/install senseaudio-video-gen
SenseAudio Video Gen
Author videos as HTML compositions, preview them in a browser, render them locally through Chrome screenshots plus FFmpeg, plan scripts/storyboards with AudioClaw by default, and generate supporting media through SenseAudio APIs. Treat HTML as the editable source of truth, SenseAudio as the media engine, and AudioClaw as the default LLM route.
Default Setup
On a new machine, configure the media API and LLM API separately:
export SENSEAUDIO_API_KEY="..."
SENSEAUDIO_API_KEY powers only SenseAudio media APIs: TTS, ASR, image, video, and music.
AudioClaw LLM planning uses a separate OpenAI-compatible route. If running inside AudioClaw, no extra LLM env is needed when the local AudioClaw config file exists. Otherwise set the LLM env explicitly:
export AUDIOCLAW_CONFIG_PATH="config/audioclaw.json"
export AUDIOCLAW_LLM_MODEL="doubao-seed-2-0-pro-260215"
export AUDIOCLAW_LLM_BASE_URL="https://platform.senseaudio.cn/v1"
export AUDIOCLAW_LLM_API_KEY="..."
LLM config precedence is CLI flags, then AUDIOCLAW_LLM_*, then AUDIOCLAW_CONFIG_PATH or the local AudioClaw config file. The CLI deliberately does not reuse SENSEAUDIO_API_KEY as an AudioClaw LLM key. Use --llm none for deterministic heuristic planning, or --offline to skip live media calls.
Core Loop
Start from a brief when the user wants a complete project shell:
python3 scripts/senseaudio_video_gen.py compose \
--project my-video \
--brief "Make a premium launch film for a new AI research assistant." \
--duration 12 \
--style-preset executive-film
compose is the general video path for product launch films, feature explainers, report summaries, technical walkthroughs, title cards, social cuts, and branded motion pieces. It defaults to executive-film, a restrained cinematic style with large typography, letterbox framing, low ornament, and non-web chapter IDs. Use --offline when drafting without live API calls, and add --render when the project should be rendered immediately.
compose now defaults to --llm audioclaw. If the default LLM route is unavailable, --llm-fallback keeps the project moving with heuristic planning and records a warning in senseframe.json. Pass --no-llm-fallback when an LLM failure should stop the run.

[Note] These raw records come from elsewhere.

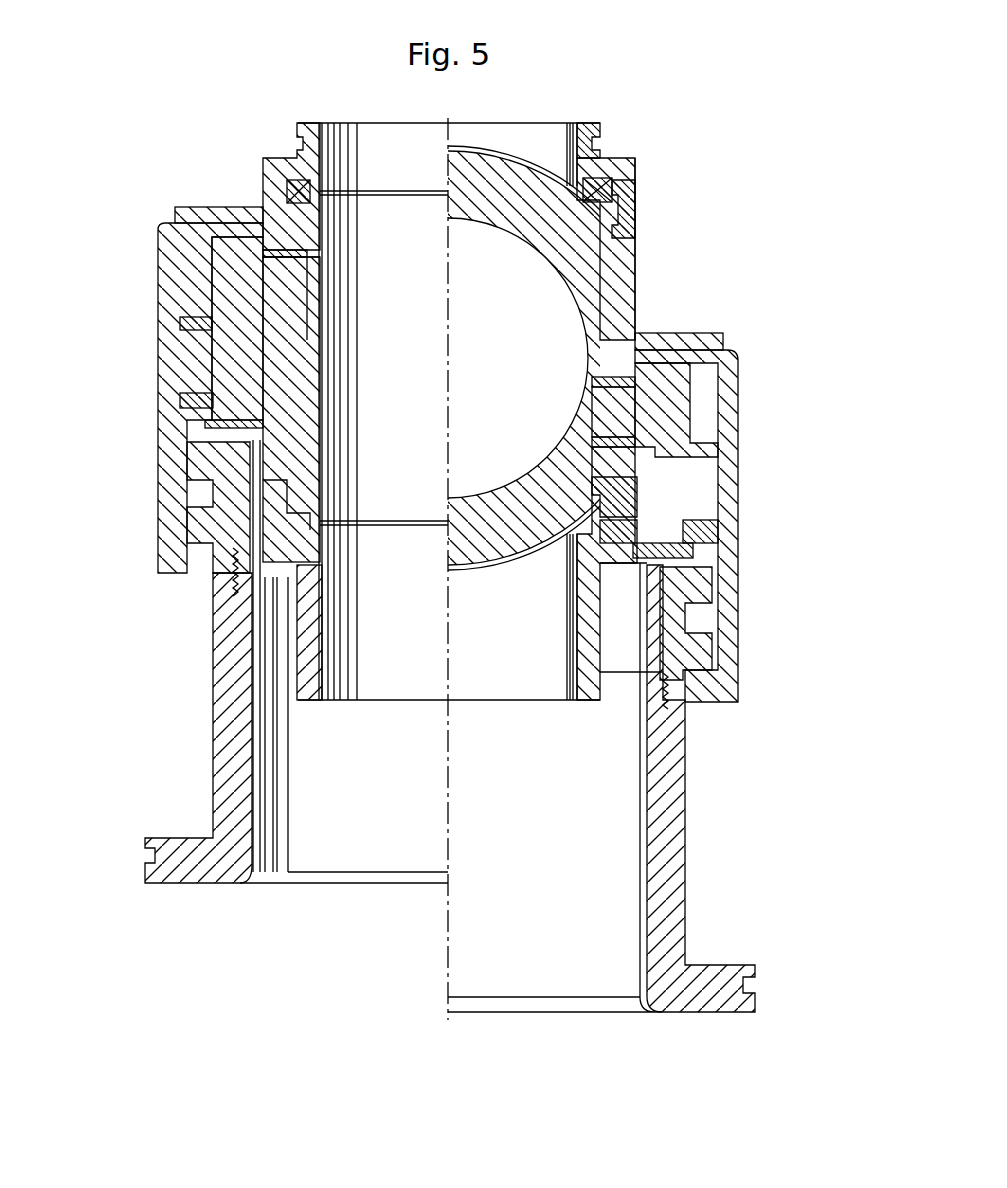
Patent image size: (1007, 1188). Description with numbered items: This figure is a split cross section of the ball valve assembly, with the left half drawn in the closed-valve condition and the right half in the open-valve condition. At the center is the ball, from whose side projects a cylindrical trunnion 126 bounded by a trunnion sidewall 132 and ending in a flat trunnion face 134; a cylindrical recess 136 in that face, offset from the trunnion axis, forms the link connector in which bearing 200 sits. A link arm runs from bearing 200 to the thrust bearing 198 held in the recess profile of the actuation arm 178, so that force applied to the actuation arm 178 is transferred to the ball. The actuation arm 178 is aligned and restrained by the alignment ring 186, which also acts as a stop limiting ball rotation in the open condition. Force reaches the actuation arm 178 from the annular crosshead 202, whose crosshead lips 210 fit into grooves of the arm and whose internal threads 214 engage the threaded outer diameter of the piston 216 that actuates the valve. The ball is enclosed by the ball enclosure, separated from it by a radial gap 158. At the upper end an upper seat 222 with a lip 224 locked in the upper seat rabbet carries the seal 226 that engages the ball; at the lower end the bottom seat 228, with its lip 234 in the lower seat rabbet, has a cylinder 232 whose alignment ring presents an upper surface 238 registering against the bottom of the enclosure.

The upper seat 222 is at (172, 157).
The bearing 200 is at (268, 170).
The alignment ring 186 is at (203, 207).
The thrust bearing 198 is at (192, 320).
The crosshead 202 is at (183, 461).
The threads 214 is at (248, 588).
The cylinder 232 is at (297, 663).
The bottom seat 228 is at (298, 717).
The gap 158 is at (524, 162).
The lip 224 is at (602, 128).
The seal 226 is at (614, 196).
The trunnion sidewall 132 is at (626, 236).
The trunnion 126 is at (625, 243).
The trunnion face 134 is at (640, 272).
The cylindrical recess 136 is at (603, 377).
The actuation arm 178 is at (740, 372).
The lip 234 is at (602, 527).
The upper surface 238 is at (655, 545).
The crosshead lip 210 is at (705, 582).
The piston 216 is at (690, 780).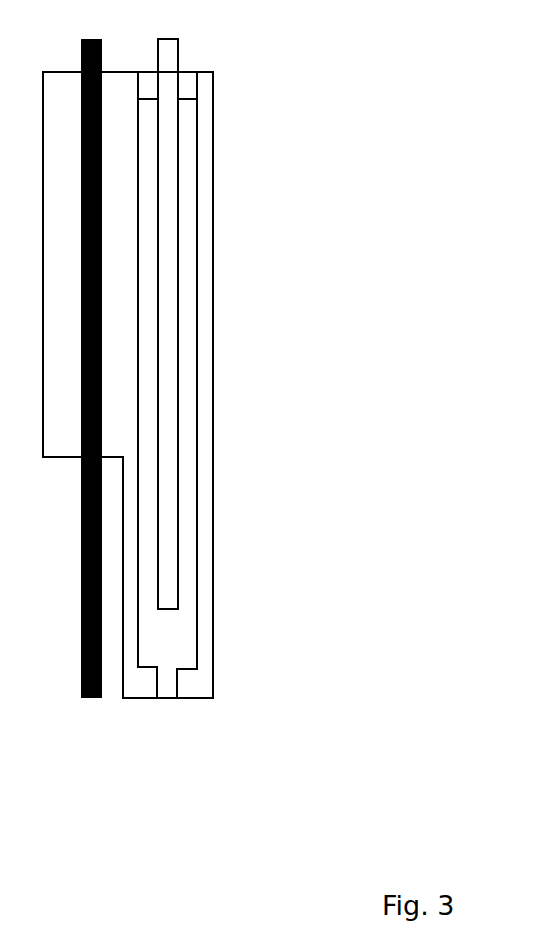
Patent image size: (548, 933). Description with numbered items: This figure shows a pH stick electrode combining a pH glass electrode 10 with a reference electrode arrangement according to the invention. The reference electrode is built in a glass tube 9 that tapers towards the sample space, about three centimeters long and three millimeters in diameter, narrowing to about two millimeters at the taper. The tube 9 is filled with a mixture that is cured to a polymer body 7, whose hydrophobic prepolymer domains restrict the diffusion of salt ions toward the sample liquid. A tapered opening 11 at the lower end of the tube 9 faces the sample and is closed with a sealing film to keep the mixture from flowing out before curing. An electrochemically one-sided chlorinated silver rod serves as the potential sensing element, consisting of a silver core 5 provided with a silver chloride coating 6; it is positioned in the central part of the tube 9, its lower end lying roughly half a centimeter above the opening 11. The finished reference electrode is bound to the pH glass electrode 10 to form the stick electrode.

The silver core 5 is at (226, 324).
The silver chloride coating 6 is at (168, 223).
The polymer body 7 is at (168, 642).
The glass tube 9 is at (200, 683).
The pH glass electrode 10 is at (92, 698).
The tapered opening 11 is at (166, 698).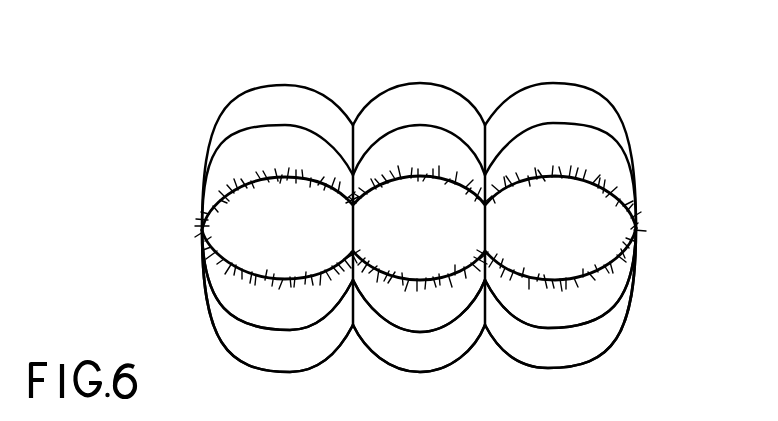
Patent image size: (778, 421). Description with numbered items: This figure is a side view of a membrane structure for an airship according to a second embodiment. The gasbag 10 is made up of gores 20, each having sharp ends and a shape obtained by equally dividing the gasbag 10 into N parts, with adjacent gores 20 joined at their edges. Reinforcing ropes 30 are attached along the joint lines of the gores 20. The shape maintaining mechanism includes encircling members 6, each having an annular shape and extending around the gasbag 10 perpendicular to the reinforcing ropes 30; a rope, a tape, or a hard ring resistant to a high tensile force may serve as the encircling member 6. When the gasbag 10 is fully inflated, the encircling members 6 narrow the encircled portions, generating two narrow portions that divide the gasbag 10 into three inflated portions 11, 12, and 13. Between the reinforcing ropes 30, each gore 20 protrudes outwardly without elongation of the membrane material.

The gasbag 10 is at (356, 64).
The inflated portion 11 is at (290, 83).
The inflated portion 12 is at (430, 82).
The inflated portion 13 is at (571, 82).
The gore 20 is at (273, 355).
The reinforcing rope 30 is at (235, 188).
The encircling member 6 is at (358, 312).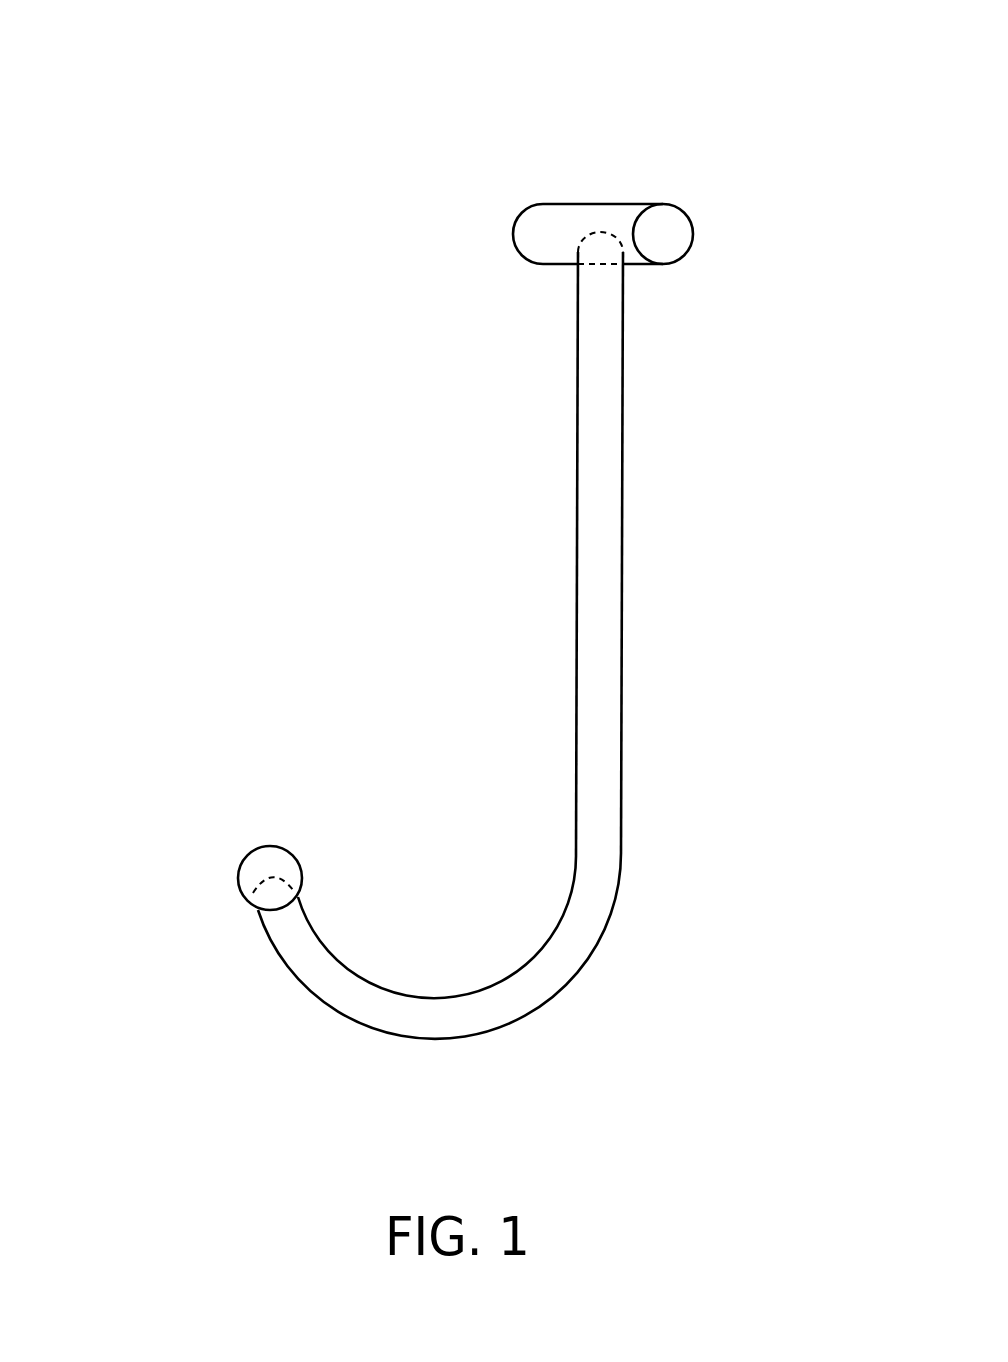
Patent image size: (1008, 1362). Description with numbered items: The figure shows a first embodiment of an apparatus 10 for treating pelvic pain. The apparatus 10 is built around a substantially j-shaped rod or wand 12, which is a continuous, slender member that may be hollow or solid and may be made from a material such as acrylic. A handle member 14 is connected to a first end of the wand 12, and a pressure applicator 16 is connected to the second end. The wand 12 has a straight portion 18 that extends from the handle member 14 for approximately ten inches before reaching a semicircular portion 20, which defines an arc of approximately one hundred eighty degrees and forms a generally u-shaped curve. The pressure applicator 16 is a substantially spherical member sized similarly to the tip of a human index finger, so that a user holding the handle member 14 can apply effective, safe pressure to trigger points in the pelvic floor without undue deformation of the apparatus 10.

The apparatus 10 is at (378, 138).
The wand 12 is at (577, 553).
The handle member 14 is at (695, 233).
The pressure applicator 16 is at (237, 875).
The straight portion 18 is at (623, 358).
The semicircular portion 20 is at (560, 985).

For the closest HyperFrames-style website workflow, prefer the one-pass site-video pipeline:
python3 scripts/senseaudio_video_gen.py site-video \
--url https://www.anthropic.com/ \
--project anthropic-site-video \
--brief "用中文介绍 Anthropic 官网的 Claude、安全 AI、研究与企业能力。" \
--duration 14 \
--fps 30 \
--llm audioclaw
site-video defaults to editorial-pro, layered beats, cinematic motion, GSAP-compatible timing, real website screenshots, AudioClaw LLM planning, SenseAudio narration/ASR when live media is enabled, audio-reactive data, local rendering, inspect frames, local frame-quality audit, and motion audits. If LLM planning fails, --llm-fallback retries with heuristic planning and records the warning. Use --offline --no-render for a safe draft that writes the same editable project structure and pipeline-report.json.
Add --music --music-poll when the site video should request a SenseAudio music bed, download it, mix it under narration as assets/final-audio.m4a, and render with that mixed track. If SenseAudio accepts the task but does not return audio_url in time, --music-fallback creates a local ambient bed so the video still ships with background music while preserving the task manifest. Use --music-dry-run or --offline to inspect the /music/song/create payload without spending credits. Add --auto-repair when the project should run a second pass after motion/vision audits, tighten real screenshot crops, damp busy overlays, and rerender the repaired composition.
Website capture follows the useful parts of the HyperFrames loop: warm the live page, dismiss common cookie/modals, scroll to trigger lazy assets, record assets/site-capture-quality.json, capture renders/inspect frames, and write renders/inspect/contact-sheet.html for review. Use --vision-audit when a live VL model should judge the rendered frames; the local frame-quality-audit still runs by default when rendering.
For gated, cookie-sensitive, or region-personalized sites, keep browser state explicit:
python3 scripts/senseaudio_video_gen.py site-video \
--url https://example.com/ \
--project example-site-video \
--browser-profile profiles/example-capture \
--cookie-file cookies/example.json
Cookies often make screenshots closer to what a real user sees, but the clean temporary browser remains the default to avoid leaking private account pages into generated videos.
For URL-to-video work, site-ingest classifies real page material into semantic roles such as hero, product, research, safety, developer, enterprise, customer, pricing, and CTA. These roles drive story_evidence, shot choice, composition mode, camera path, and data-material-role markers in the rendered HTML.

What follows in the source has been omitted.